I would like to note that if you do CrossFit, get your equipment from a weightlifting coach. It's very common to see CrossFitters tightening the bar with their arms or swinging their backs instead of using their legs. Lifting more or less decent weight using this technique is fraught with injury.

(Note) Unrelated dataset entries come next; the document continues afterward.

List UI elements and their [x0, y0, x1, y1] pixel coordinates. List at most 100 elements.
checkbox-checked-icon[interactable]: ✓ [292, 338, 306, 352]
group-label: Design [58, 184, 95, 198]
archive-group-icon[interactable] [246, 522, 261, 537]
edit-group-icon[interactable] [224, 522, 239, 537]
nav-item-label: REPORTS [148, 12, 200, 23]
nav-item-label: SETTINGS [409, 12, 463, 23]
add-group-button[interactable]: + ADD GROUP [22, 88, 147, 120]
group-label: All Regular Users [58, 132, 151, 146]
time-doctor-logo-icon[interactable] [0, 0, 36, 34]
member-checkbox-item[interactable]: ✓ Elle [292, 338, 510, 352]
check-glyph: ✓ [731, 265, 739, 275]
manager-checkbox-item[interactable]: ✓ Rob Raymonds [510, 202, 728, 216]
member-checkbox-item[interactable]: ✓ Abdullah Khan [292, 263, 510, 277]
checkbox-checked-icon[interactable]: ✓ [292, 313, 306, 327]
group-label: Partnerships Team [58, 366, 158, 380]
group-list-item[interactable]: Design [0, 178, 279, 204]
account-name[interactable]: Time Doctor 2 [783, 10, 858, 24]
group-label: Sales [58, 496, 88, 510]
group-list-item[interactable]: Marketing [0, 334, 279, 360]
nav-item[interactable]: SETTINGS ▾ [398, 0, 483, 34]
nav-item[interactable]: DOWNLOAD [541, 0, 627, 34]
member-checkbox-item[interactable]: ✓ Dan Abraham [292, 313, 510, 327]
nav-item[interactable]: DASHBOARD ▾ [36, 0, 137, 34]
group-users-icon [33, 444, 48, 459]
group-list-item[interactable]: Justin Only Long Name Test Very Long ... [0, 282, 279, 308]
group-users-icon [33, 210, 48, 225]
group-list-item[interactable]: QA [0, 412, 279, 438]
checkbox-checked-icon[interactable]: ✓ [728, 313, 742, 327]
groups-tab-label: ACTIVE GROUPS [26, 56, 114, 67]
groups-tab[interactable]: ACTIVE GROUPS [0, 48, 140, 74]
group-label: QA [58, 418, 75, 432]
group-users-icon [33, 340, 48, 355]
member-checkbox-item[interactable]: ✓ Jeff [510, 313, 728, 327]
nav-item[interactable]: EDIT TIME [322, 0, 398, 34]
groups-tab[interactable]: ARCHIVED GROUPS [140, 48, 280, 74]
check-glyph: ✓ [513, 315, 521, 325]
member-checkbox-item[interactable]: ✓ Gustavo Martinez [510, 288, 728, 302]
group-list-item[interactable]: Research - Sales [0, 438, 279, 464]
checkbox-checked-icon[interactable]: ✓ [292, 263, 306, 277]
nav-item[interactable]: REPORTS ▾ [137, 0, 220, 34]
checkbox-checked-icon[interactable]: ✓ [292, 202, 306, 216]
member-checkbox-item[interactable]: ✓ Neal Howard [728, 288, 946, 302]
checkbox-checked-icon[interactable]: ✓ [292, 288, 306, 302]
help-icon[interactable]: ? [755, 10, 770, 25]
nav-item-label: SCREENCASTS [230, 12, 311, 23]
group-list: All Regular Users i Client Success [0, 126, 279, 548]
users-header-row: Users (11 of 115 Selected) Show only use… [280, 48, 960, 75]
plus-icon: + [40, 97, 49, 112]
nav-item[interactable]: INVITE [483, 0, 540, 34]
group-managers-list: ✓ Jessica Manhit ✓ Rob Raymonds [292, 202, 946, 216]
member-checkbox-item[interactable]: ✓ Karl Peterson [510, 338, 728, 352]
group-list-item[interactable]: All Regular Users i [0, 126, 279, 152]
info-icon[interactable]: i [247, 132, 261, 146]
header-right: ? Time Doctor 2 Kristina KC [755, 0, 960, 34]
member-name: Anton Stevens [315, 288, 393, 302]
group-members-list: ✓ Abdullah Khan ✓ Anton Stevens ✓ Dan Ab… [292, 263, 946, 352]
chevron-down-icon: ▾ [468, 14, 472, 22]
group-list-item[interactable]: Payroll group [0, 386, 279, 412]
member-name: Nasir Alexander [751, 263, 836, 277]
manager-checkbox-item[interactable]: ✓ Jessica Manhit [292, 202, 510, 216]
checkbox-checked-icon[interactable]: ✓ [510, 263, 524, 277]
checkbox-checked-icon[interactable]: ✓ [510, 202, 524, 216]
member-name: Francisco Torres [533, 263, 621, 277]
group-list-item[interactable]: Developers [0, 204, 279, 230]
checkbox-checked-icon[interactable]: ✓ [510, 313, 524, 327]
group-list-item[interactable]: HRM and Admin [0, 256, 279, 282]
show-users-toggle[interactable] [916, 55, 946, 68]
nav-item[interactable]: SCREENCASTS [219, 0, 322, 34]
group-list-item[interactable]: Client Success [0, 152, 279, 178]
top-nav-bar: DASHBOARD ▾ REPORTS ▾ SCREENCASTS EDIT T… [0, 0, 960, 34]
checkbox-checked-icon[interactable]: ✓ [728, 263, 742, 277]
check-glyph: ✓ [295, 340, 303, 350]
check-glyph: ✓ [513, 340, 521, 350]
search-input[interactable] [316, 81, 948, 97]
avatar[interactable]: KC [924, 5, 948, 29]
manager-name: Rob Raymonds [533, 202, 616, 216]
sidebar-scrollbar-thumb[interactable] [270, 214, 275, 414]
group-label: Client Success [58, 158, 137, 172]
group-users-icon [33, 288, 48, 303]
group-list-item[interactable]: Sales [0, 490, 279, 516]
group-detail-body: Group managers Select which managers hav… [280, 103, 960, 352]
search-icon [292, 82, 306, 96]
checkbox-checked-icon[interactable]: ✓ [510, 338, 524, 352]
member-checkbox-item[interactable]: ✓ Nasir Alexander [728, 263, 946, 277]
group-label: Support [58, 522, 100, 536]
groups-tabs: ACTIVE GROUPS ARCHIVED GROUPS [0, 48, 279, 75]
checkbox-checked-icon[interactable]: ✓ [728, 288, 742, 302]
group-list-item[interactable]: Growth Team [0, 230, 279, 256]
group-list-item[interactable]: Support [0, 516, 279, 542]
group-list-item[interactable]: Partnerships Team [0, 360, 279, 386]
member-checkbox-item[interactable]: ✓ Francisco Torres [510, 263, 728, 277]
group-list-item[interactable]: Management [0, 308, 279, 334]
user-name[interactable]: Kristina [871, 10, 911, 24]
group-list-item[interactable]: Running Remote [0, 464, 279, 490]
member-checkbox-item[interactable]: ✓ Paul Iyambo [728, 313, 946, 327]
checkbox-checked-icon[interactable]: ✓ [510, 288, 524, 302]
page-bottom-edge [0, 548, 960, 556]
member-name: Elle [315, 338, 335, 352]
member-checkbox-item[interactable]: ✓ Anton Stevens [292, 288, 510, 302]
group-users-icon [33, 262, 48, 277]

Exercise: Squatting the barbell

Overall rating: 0

Main muscle:Biceps hamstrings
Secondary muscles:Gluteal muscles, Trapezius, Forearm, Lower back, Shoulders, Quadriceps, Calf muscles
Exercise type:Olympic weightlifting
Equipment:Barbell
Mechanical action:Composite
Power Type:Traction
Level:Average

Exercise: Squatting the barbell

Overall rating: 0

Main muscle:Biceps hamstrings
Secondary muscles:Gluteal muscles, Trapezius, Forearm, Lower back, Shoulders, Quadriceps, Calf muscles
Exercise type:Olympic weightlifting
Equipment:Barbell
Mechanical action:Composite
Power Type:Traction
Level:Average

Execution options

  • Hanging rise . This option does not allow you to work on the fall phase, but the back on it is activated automatically as soon as the bar is lowered in straight outstretched arms, and therefore the rise from the hang is easier;
  • Rise from pockets . It is performed with straight outstretched arms and from the level of the pockets, the goal is to practice undermining and leg movements. This allows you to gain speed, but this variation is not recommended for people with problematic spines and protrusions in the thoracic region.